Tommy, his father, founded the business 1949, after learning the craft from a man who repaired the upholstery in horse-drawn carriages. Doug bought out his father in 1976. And in 2015, sold it to his daughter Wendy, and her husband, Chris Mandorla.
Running the business wasn’t always easy, said Doug. And he predicts it will only get tougher.
“It’s bittersweet,” he said. “It is wonderful to keep it going, but I also know the pitfalls coming down the pike.”
Among those pitfalls: OEM interiors are getting better and lasting longer, he said. It’s also difficult to find skilled craftsmen.
Still, Doug doesn’t fear the family business will die anytime soon.
“I guess I figured people will always have to sit on something and they want to be comfortable,” he said. “And people are more demanding with their comfort now.
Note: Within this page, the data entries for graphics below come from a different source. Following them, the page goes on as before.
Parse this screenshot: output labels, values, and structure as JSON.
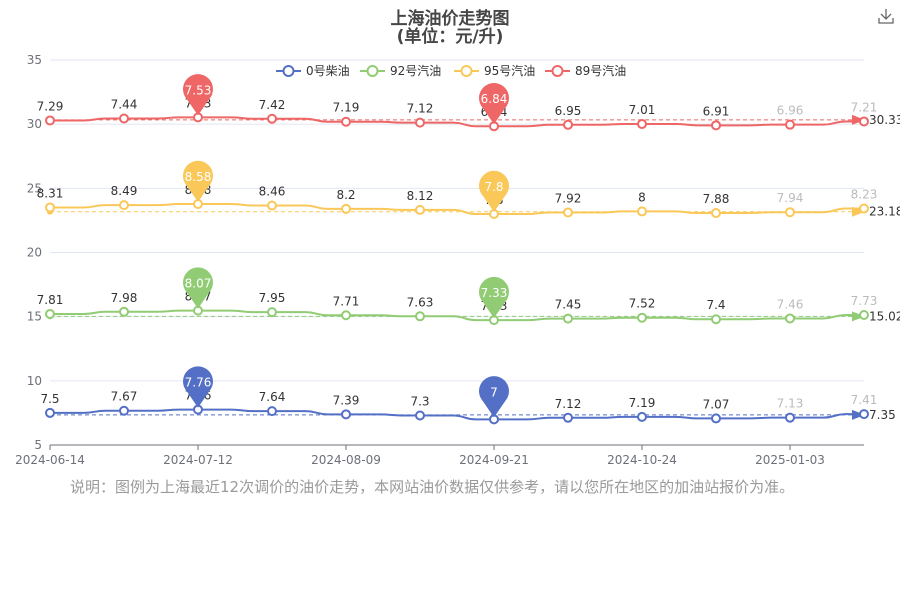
{
  "header": {
    "title_line1": "上海油价走势图",
    "title_line2": "(单位：元/升)"
  },
  "toolbar": {
    "download_icon": "download-icon"
  },
  "note": "说明：图例为上海最近12次调价的油价走势，本网站油价数据仅供参考，请以您所在地区的加油站报价为准。",
  "chart_data": {
    "type": "line",
    "title": "上海油价走势图",
    "subtitle": "(单位：元/升)",
    "x_tick_labels": [
      "2024-06-14",
      "2024-07-12",
      "2024-08-09",
      "2024-09-21",
      "2024-10-24",
      "2025-01-03"
    ],
    "y_ticks": [
      5,
      10,
      15,
      20,
      25,
      30,
      35
    ],
    "ylim": [
      5,
      35
    ],
    "legend_position": "top",
    "series": [
      {
        "name": "0号柴油",
        "color": "#5470c6",
        "offset": 0,
        "values": [
          7.5,
          7.67,
          7.76,
          7.64,
          7.39,
          7.3,
          7,
          7.12,
          7.19,
          7.07,
          7.13,
          7.41
        ],
        "max_label": "7.76",
        "min_label": "7",
        "mark_line": "7.35"
      },
      {
        "name": "92号汽油",
        "color": "#91cc75",
        "offset": 7.4,
        "values": [
          7.81,
          7.98,
          8.07,
          7.95,
          7.71,
          7.63,
          7.33,
          7.45,
          7.52,
          7.4,
          7.46,
          7.73
        ],
        "max_label": "8.07",
        "min_label": "7.33",
        "mark_line": "15.02"
      },
      {
        "name": "95号汽油",
        "color": "#fac858",
        "offset": 15.2,
        "values": [
          8.31,
          8.49,
          8.58,
          8.46,
          8.2,
          8.12,
          7.8,
          7.92,
          8,
          7.88,
          7.94,
          8.23
        ],
        "max_label": "8.58",
        "min_label": "7.8",
        "mark_line": "23.18"
      },
      {
        "name": "89号汽油",
        "color": "#ee6666",
        "offset": 23.0,
        "values": [
          7.29,
          7.44,
          7.53,
          7.42,
          7.19,
          7.12,
          6.84,
          6.95,
          7.01,
          6.91,
          6.96,
          7.21
        ],
        "max_label": "7.53",
        "min_label": "6.84",
        "mark_line": "30.33"
      }
    ]
  }
}
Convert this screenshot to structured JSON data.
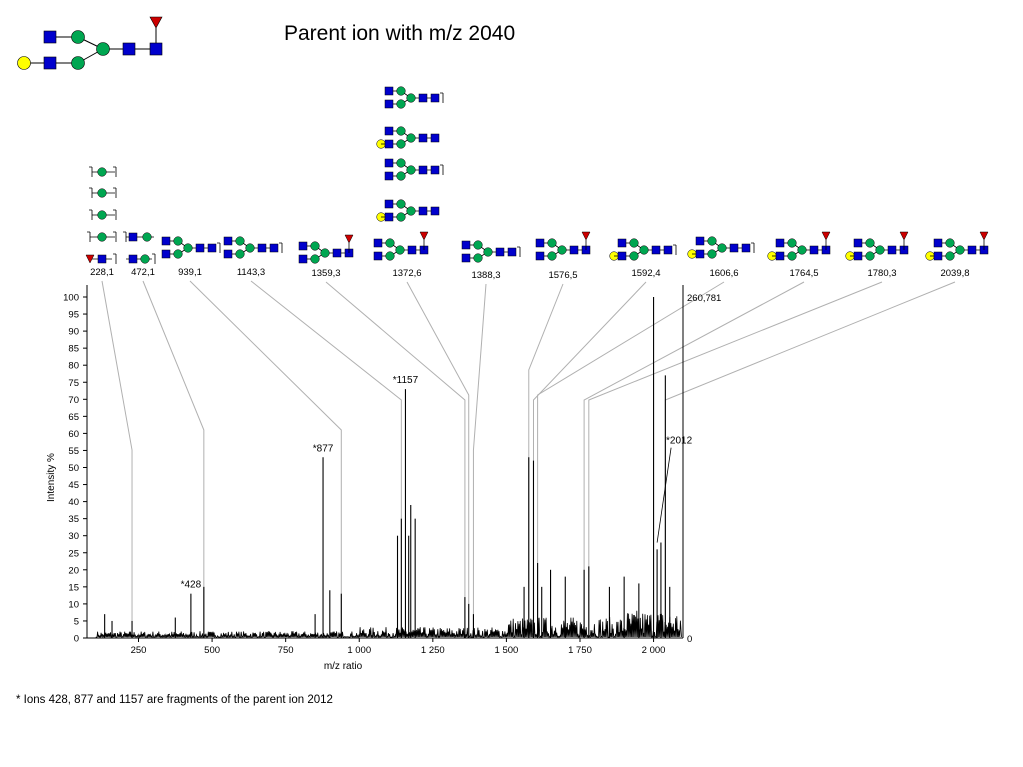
{
  "title": "Parent ion with m/z 2040",
  "footnote": "* Ions 428, 877 and 1157 are fragments of the parent ion 2012",
  "colors": {
    "glcnac": "#0000cc",
    "mannose": "#00a651",
    "galactose": "#ffff00",
    "fucose": "#cc0000",
    "spectrum": "#000000",
    "leader": "#b0b0b0"
  },
  "chart_data": {
    "type": "line",
    "xlabel": "m/z ratio",
    "ylabel": "Intensity %",
    "xlim": [
      75,
      2100
    ],
    "ylim": [
      0,
      100
    ],
    "x_ticks": [
      250,
      500,
      750,
      1000,
      1250,
      1500,
      1750,
      2000
    ],
    "x_tick_labels": [
      "250",
      "500",
      "750",
      "1 000",
      "1 250",
      "1 500",
      "1 750",
      "2 000"
    ],
    "y_ticks": [
      0,
      5,
      10,
      15,
      20,
      25,
      30,
      35,
      40,
      45,
      50,
      55,
      60,
      65,
      70,
      75,
      80,
      85,
      90,
      95,
      100
    ],
    "right_axis_labels": {
      "top": "260,781",
      "bottom": "0"
    },
    "peaks": [
      {
        "x": 135,
        "y": 7
      },
      {
        "x": 160,
        "y": 5
      },
      {
        "x": 228,
        "y": 5
      },
      {
        "x": 375,
        "y": 6
      },
      {
        "x": 428,
        "y": 13
      },
      {
        "x": 472,
        "y": 15
      },
      {
        "x": 850,
        "y": 7
      },
      {
        "x": 877,
        "y": 53
      },
      {
        "x": 900,
        "y": 14
      },
      {
        "x": 939,
        "y": 13
      },
      {
        "x": 1130,
        "y": 30
      },
      {
        "x": 1143,
        "y": 35
      },
      {
        "x": 1157,
        "y": 73
      },
      {
        "x": 1168,
        "y": 30
      },
      {
        "x": 1175,
        "y": 39
      },
      {
        "x": 1190,
        "y": 35
      },
      {
        "x": 1359,
        "y": 12
      },
      {
        "x": 1372,
        "y": 10
      },
      {
        "x": 1388,
        "y": 7
      },
      {
        "x": 1560,
        "y": 15
      },
      {
        "x": 1576,
        "y": 53
      },
      {
        "x": 1592,
        "y": 52
      },
      {
        "x": 1606,
        "y": 22
      },
      {
        "x": 1620,
        "y": 15
      },
      {
        "x": 1650,
        "y": 20
      },
      {
        "x": 1700,
        "y": 18
      },
      {
        "x": 1764,
        "y": 20
      },
      {
        "x": 1780,
        "y": 21
      },
      {
        "x": 1850,
        "y": 15
      },
      {
        "x": 1900,
        "y": 18
      },
      {
        "x": 1950,
        "y": 16
      },
      {
        "x": 2000,
        "y": 100
      },
      {
        "x": 2012,
        "y": 26
      },
      {
        "x": 2025,
        "y": 28
      },
      {
        "x": 2040,
        "y": 77
      },
      {
        "x": 2055,
        "y": 15
      }
    ],
    "annotations": [
      {
        "text": "*428",
        "x": 428,
        "y": 13
      },
      {
        "text": "*877",
        "x": 877,
        "y": 53
      },
      {
        "text": "*1157",
        "x": 1157,
        "y": 73
      },
      {
        "text": "*2012",
        "x": 2012,
        "y": 28
      }
    ],
    "ion_labels": [
      {
        "text": "228,1",
        "x": 228
      },
      {
        "text": "472,1",
        "x": 472
      },
      {
        "text": "939,1",
        "x": 939
      },
      {
        "text": "1143,3",
        "x": 1143
      },
      {
        "text": "1359,3",
        "x": 1359
      },
      {
        "text": "1372,6",
        "x": 1372
      },
      {
        "text": "1388,3",
        "x": 1388
      },
      {
        "text": "1576,5",
        "x": 1576
      },
      {
        "text": "1592,4",
        "x": 1592
      },
      {
        "text": "1606,6",
        "x": 1606
      },
      {
        "text": "1764,5",
        "x": 1764
      },
      {
        "text": "1780,3",
        "x": 1780
      },
      {
        "text": "2039,8",
        "x": 2040
      }
    ]
  }
}
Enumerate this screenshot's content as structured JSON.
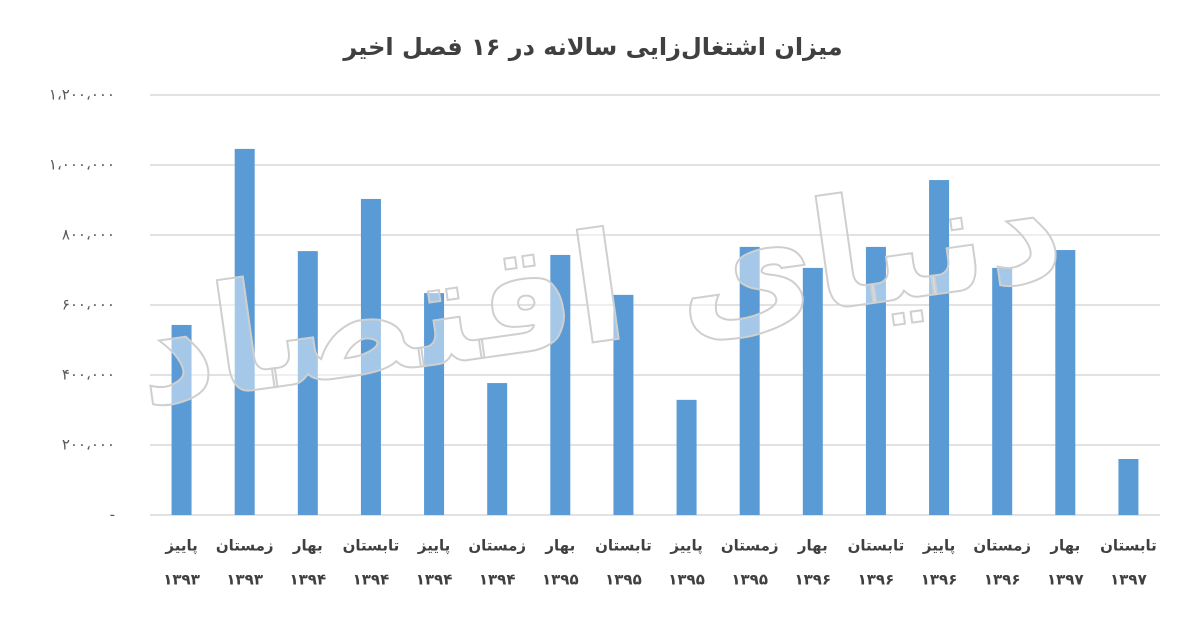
{
  "chart_data": {
    "type": "bar",
    "title": "میزان اشتغال‌زایی سالانه در ۱۶ فصل اخیر",
    "watermark": "دنیای اقتصاد",
    "categories": [
      [
        "پاییز",
        "۱۳۹۳"
      ],
      [
        "زمستان",
        "۱۳۹۳"
      ],
      [
        "بهار",
        "۱۳۹۴"
      ],
      [
        "تابستان",
        "۱۳۹۴"
      ],
      [
        "پاییز",
        "۱۳۹۴"
      ],
      [
        "زمستان",
        "۱۳۹۴"
      ],
      [
        "بهار",
        "۱۳۹۵"
      ],
      [
        "تابستان",
        "۱۳۹۵"
      ],
      [
        "پاییز",
        "۱۳۹۵"
      ],
      [
        "زمستان",
        "۱۳۹۵"
      ],
      [
        "بهار",
        "۱۳۹۶"
      ],
      [
        "تابستان",
        "۱۳۹۶"
      ],
      [
        "پاییز",
        "۱۳۹۶"
      ],
      [
        "زمستان",
        "۱۳۹۶"
      ],
      [
        "بهار",
        "۱۳۹۷"
      ],
      [
        "تابستان",
        "۱۳۹۷"
      ]
    ],
    "values": [
      543000,
      1046000,
      754000,
      903000,
      634000,
      377000,
      743000,
      629000,
      329000,
      766000,
      706000,
      766000,
      957000,
      706000,
      757000,
      160000
    ],
    "color": "#5b9bd5",
    "ylim": [
      0,
      1200000
    ],
    "yticks": [
      {
        "value": 0,
        "label": "-"
      },
      {
        "value": 200000,
        "label": "۲۰۰،۰۰۰"
      },
      {
        "value": 400000,
        "label": "۴۰۰،۰۰۰"
      },
      {
        "value": 600000,
        "label": "۶۰۰،۰۰۰"
      },
      {
        "value": 800000,
        "label": "۸۰۰،۰۰۰"
      },
      {
        "value": 1000000,
        "label": "۱،۰۰۰،۰۰۰"
      },
      {
        "value": 1200000,
        "label": "۱،۲۰۰،۰۰۰"
      }
    ],
    "grid": true
  }
}
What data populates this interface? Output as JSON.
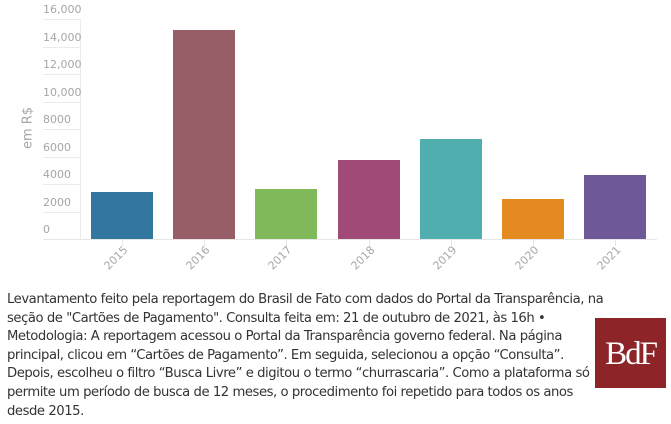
{
  "chart_data": {
    "type": "bar",
    "title": "",
    "xlabel": "",
    "ylabel": "em R$",
    "ylim": [
      0,
      16000
    ],
    "grid": true,
    "legend": null,
    "categories": [
      "2015",
      "2016",
      "2017",
      "2018",
      "2019",
      "2020",
      "2021"
    ],
    "values": [
      3430,
      15180,
      3650,
      5740,
      7280,
      2940,
      4690
    ],
    "colors": [
      "#33779f",
      "#985e68",
      "#80b95a",
      "#a04a78",
      "#50aeae",
      "#e38a21",
      "#6e5898"
    ],
    "y_ticks": [
      "0",
      "2000",
      "4000",
      "6000",
      "8000",
      "10,000",
      "12,000",
      "14,000",
      "16,000"
    ],
    "y_tick_values": [
      0,
      2000,
      4000,
      6000,
      8000,
      10000,
      12000,
      14000,
      16000
    ]
  },
  "caption": {
    "lines": [
      "Levantamento feito pela reportagem do Brasil de Fato com dados do Portal da Transparência, na",
      "seção de \"Cartões de Pagamento\". Consulta feita em: 21 de outubro de 2021, às 16h •",
      "Metodologia: A reportagem acessou o Portal da Transparência governo federal. Na página",
      "principal, clicou em “Cartões de Pagamento”. Em seguida, selecionou a opção “Consulta”.",
      "Depois, escolheu o filtro “Busca Livre” e digitou o termo “churrascaria”. Como a plataforma só",
      "permite um período de busca de 12 meses, o procedimento foi repetido para todos os anos",
      "desde 2015."
    ]
  },
  "logo": {
    "text": "BdF",
    "background": "#8d2428"
  }
}
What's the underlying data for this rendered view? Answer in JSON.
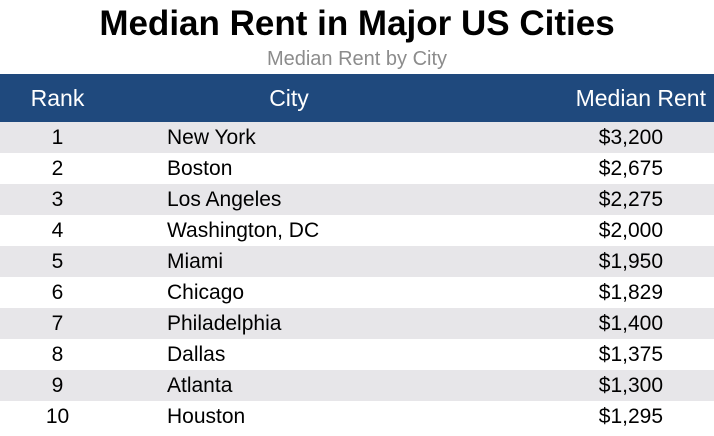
{
  "chart_data": {
    "type": "table",
    "title": "Median Rent in Major US Cities",
    "subtitle": "Median Rent by City",
    "columns": [
      "Rank",
      "City",
      "Median Rent"
    ],
    "rows": [
      {
        "rank": "1",
        "city": "New York",
        "rent": "$3,200"
      },
      {
        "rank": "2",
        "city": "Boston",
        "rent": "$2,675"
      },
      {
        "rank": "3",
        "city": "Los Angeles",
        "rent": "$2,275"
      },
      {
        "rank": "4",
        "city": "Washington, DC",
        "rent": "$2,000"
      },
      {
        "rank": "5",
        "city": "Miami",
        "rent": "$1,950"
      },
      {
        "rank": "6",
        "city": "Chicago",
        "rent": "$1,829"
      },
      {
        "rank": "7",
        "city": "Philadelphia",
        "rent": "$1,400"
      },
      {
        "rank": "8",
        "city": "Dallas",
        "rent": "$1,375"
      },
      {
        "rank": "9",
        "city": "Atlanta",
        "rent": "$1,300"
      },
      {
        "rank": "10",
        "city": "Houston",
        "rent": "$1,295"
      }
    ]
  },
  "colors": {
    "header_background": "#1f497d",
    "header_text": "#ffffff",
    "stripe": "#e7e6e9",
    "subtitle": "#8c8c8c"
  }
}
A lot of people used to just put up with a car seat they didn’t like. Now they want it fixed.”
Their secret to success
That’s not all. Doug says there’s a secret to the shop’s longevity and success: It’s their ability to constantly evolve.
When Tommy’s Upholstery was founded in the 1940’s, all they did was sew and install seat covers. Over the years, they added a long list of services to their roster, including headliners, door panels, carpets and convertible tops.
And whenever automakers come out with something new, the team quickly learns how to repair it and begins offering that service too.
“The business continues to evolve. We are very versatile,” said Doug. “We do a lot of different kinds of stuff.”
Early on, they recognized that automobiles are constantly changing. So, to stay in business, they would have to change as well.
“We are so nimble that when a new project comes along we can try it,” Doug added.
So long as they keep evolving, the family business shouldn’t have any problems going into a fourth generation. In fact, Doug’s grandchildren Ben, 16, and Adam, 11, are already learning the craft.